When you open the album, you’re greeted with rare pictures of the Bill Evans Trio from the actual record date on the left and a pretty neat shot of what I assume is the Black Forest of Germany on the right side.

FullSizeRender (45)FullSizeRender (43)

The four-page double-sided liner note insert is a nice bonus, filled with information and recent interviews by Eddie and Jack!  The liner note insert is the same size as the album jacket, so it’s easy to read.
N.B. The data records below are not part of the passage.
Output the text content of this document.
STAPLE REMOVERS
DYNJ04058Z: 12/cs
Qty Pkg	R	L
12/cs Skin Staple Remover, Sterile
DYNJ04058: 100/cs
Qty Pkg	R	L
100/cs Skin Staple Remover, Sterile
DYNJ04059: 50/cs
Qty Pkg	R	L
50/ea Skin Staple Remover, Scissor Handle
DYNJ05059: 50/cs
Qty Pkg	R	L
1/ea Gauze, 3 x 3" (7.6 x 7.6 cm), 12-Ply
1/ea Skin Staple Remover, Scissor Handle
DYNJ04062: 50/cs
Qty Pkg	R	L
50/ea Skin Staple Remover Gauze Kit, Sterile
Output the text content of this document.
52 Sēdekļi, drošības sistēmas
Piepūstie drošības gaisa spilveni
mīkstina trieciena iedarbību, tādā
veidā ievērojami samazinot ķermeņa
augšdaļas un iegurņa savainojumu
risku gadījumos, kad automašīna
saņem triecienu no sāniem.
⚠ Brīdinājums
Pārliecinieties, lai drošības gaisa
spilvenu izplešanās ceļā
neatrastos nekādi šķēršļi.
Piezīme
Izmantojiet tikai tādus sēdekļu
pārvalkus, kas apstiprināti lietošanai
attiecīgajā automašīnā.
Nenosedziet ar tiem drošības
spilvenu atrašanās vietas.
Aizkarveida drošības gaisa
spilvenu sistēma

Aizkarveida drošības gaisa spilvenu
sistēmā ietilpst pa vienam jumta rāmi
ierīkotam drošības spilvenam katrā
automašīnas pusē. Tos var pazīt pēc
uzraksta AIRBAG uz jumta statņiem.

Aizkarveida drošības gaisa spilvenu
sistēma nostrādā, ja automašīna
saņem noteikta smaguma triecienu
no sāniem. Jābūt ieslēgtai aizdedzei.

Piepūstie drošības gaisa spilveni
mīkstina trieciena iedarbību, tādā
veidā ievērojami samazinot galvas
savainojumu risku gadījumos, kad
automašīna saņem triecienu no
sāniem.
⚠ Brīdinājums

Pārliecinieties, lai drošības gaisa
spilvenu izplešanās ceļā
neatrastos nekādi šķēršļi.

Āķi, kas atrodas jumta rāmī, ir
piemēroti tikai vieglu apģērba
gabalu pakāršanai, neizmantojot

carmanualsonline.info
IMG_5610FullSizeRender (48)FullSizeRender (49)

 

The Back

FullSizeRender (44)Apparently almost all of these pictures are rare, including this one of the trio, taken during the Montreux Jazz Festival.  This album was one of the many Record Store Day 2016 special releases, and there were only 4000 copies of the album pressed on vinyl.  They included a handwritten number of what number your record is in the 4000.  748 is a respectable number, and a relatively early pressing.  It’s cool to think that out of only 4000, mine was the 748th album that rolled off the press.  “Well yeah, of course it’s the 748th copy”, you may say.  True, but hey.  It’s still a cool thought. I imagine the person who has album no. 0001 is riding high.  Other than the picture, the back is rather plain.  At least it has all the pertinent information like track listing, dates, etc.  Again, to compare this modern album jacket to older jackets, nowhere on the record does it specifically and noticeably proclaim to be in stereo.  In 2016, I suppose it’s safe to assume everyone is using stereo equipment now and not mono.

The Vinyl

The album was pressed on heavy 180g vinyl in fantastic stereo.  MPS made some fantastic-sounding records in the 1960’s and 70’s (check out Oscar Peterson’s Exclusively For My Friends material), and this is a great example of their recording sound.  According to book on Oscar Peterson entitled ‘The Will To Swing’ by Gene Lees, HGBS not only used state of the art microphones, but put the mics so close to the piano strings that they were nearly touching.  The result is an intimate, rich-sounding recording.  The labels lack the character of many of the vintage records; they look more like CD labels than record labels, but that’s just me.  Naturally, these aren’t deep groove, although it looks like they tried.  I’ve only included pictures of the first record, since the other one looks exactly the same.  Among the etchings in the runout is a handwritten ‘BG’, which I assume are the initials of Bernie Grundman, the man who mastered the sound for the vinyl release.

The Place of Acquisition

Record Store Day is an annual celebration of indie record stores across the world that takes place every third Saturday of April (yet another reason to celebrate the month of April).  On this day, record labels and bands release special vinyl to different record stores, and this album was one of those special releases.  I found out about the album a few weeks after the event was over, but I emailed my favorite local record store to see if they had it.  They did, and they even said they’d hold it for me.  Amen.  A few days later, I picked it up for the high price of $45, which is so far the most I’ve paid for a single album.  Cue the laughing record collectors who drop hundreds for a single album.  Looking online, I discovered that $45 was a steal.  This album is going for over $200 on Discogs and eBay, and there’s only two listings for the vinyl edition on eBay as of 16 April, 2017.  More reasons to visit and build a relationship with the local record store.